Source: cirosantilli/updates/quick-fun-with-the-common-crawl-web-graph

= Quick fun with the Common Crawl web graph

https://stackoverflow.com/questions/31321009/best-more-standard-graph-representation-file-format-graphson-gexf-graphml/79467334#79467334

I wanted to do a quick exploration of <open PageRank implementation and data>.

My general motivation for this is that a <PageRank>-like algorithm could be useful for more accurate user and article ranking on <OurBigBook>, see: <ourbigbook com/PageRank-like ranking>{full}

But it could also be just generally cool to apply it to other <graph> datasets, e.g. for computing an <Wikipedia internal PageRank>.
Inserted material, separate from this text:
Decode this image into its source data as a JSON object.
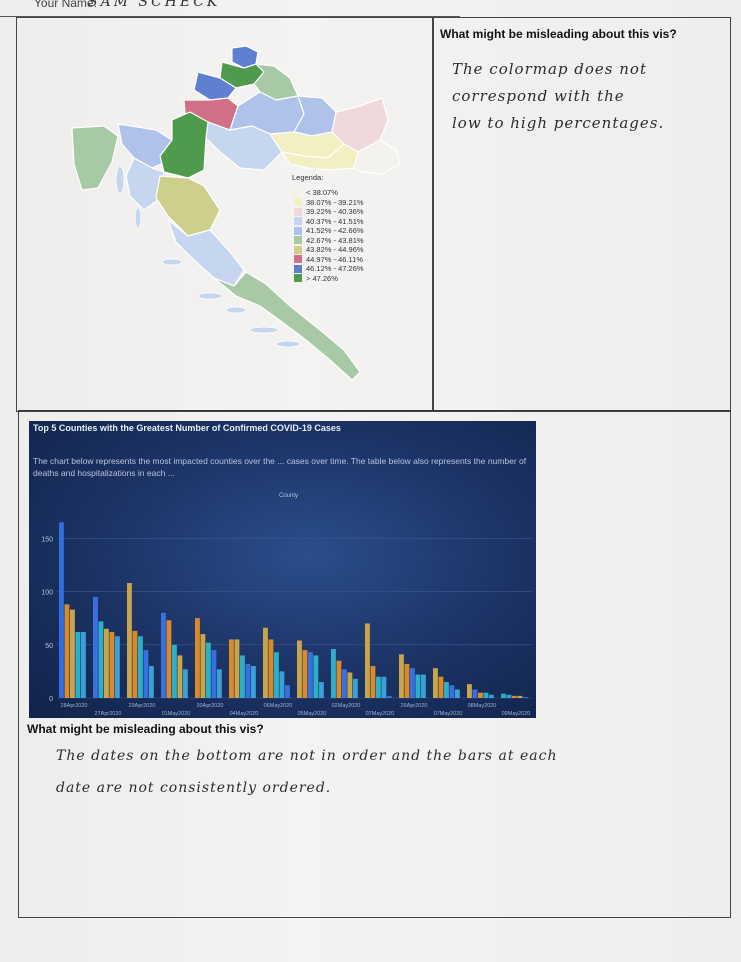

A quick <Google> reveals only <Open PageRank>, but their methods are apparently closed source.

Then I had a look at the <Common Crawl web graph> data to see if I could easily calculate it myself, and... they already have it! See: <Common Crawl web graph official PageRank>{full}

Their graph dumps are in <BVGraph> <graph file format>, which is the native format of the <WebGraph (software)> framework, which implements the format and algorithms such as <PageRank>.

The only thing I miss is a command line interface to calculate the PageRank. That would be so awesome.

The more I look at it the more I love <Common Crawl>.